Anthony Palou (écrivain)
"On ne peut pas expédier sa famille en 10 minutes"
Dans l'appartement d'Anthony Palou, les livres sont partout et chaque surface plane supporte vaillament sa quantité d'ouvrages. Les livres y sont plus nombreux que tout ce qui pourrait être présent en nombre dans un appartement parisien. Son deuxième roman "Fruits et légumes" vient à peine de paraître qu'il semble déjà faire l'unanimité. Les critiques ne sont pas seulement positives, elles semblent émues presque touchées. Pourtant cela fait près de 10 ans que le premier, "Camille" (Prix Décembre 2000) est sorti mais personne ne semble l'avoir oublié. L'auteur est actuellement en lice pour le Prix Renaudot.
- Fruits et légumes
- Anthony Palou
- Albin Michel
- 14 euros
L'Internaute Magazine : que s'est-il passé pendant ces années, pourquoi avoir attendu 10 ans pour sortir votre deuxième roman ?
Anthony Palou : je ne sais pas... Sans doute pour la bonne raison que ce livre là est un petit peu compliqué puisque j'y parle de ma famille. On ne peut pas expédier sa famille, son père ou sa mère en 10 minutes. J'avais pris énormément de notes, plus de 300 pages de notes. Il a fallu les concentrer, les organiser. Au moins 10 ans, c'est un chiffre rond et je ne le dis pas par coquetterie.

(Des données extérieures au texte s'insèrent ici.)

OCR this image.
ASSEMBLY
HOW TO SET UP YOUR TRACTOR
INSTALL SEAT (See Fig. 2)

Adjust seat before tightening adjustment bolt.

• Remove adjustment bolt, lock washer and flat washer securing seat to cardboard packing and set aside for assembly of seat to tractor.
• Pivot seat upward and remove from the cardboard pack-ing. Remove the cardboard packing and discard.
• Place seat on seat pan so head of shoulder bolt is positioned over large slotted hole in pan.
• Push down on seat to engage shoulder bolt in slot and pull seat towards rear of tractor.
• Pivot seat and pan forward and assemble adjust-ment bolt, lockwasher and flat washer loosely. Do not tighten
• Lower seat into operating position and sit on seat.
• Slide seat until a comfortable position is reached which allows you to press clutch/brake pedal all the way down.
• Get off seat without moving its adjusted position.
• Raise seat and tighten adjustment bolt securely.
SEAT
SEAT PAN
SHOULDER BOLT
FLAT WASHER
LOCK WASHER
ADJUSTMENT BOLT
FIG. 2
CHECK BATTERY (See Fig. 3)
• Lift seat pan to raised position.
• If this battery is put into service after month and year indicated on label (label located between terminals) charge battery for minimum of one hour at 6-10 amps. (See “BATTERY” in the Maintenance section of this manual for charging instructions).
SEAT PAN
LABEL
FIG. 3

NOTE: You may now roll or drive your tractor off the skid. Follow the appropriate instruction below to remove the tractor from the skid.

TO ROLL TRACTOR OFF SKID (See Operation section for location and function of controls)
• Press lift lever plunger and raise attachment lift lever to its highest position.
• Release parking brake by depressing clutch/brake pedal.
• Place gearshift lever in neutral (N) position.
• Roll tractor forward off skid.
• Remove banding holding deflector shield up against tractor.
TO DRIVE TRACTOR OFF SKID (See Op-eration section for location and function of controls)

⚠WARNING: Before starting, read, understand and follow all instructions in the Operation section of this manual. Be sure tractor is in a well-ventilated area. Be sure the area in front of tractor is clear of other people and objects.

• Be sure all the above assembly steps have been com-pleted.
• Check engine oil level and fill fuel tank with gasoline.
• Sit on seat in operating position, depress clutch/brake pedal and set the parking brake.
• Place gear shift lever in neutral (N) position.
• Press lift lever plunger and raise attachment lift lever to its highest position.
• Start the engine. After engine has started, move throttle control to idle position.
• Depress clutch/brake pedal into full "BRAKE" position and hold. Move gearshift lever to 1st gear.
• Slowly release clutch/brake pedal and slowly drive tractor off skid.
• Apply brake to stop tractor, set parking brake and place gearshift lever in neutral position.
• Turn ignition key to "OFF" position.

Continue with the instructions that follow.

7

Comment avez-vous choisi ce thème, comment sait-on qu'on tient la bonne idée ?
C'est une question difficile. J'ai commencé par un roman qui s'appelle "Camille" et en général ce que l'on dit, c'est que dans un premier roman on commence par parler de soi. Or "Camille" qui se passait à Nantes, n'est pas une histoire vécue, je l'avais écrit à la troisième personne. Je déteste écrire à la première personne. Pour ce livre là, comme c'était l'histoire de ma famille... Je me suis posé la question : première ou troisième personne ? J'ai commencé à rédiger le livre à la troisième personne, mais ça ne marchait pas. Vraiment pas. Donc, je me suis livré, c'est le cas de le dire, à la première personne. Vous parliez des 10 ans, c'est peut-être à cause de ça. De cette difficulté d'écrire à la première personne. En fait, ce second roman est peut-être mon premier. C'est très compliqué d'écrire sur sa famille.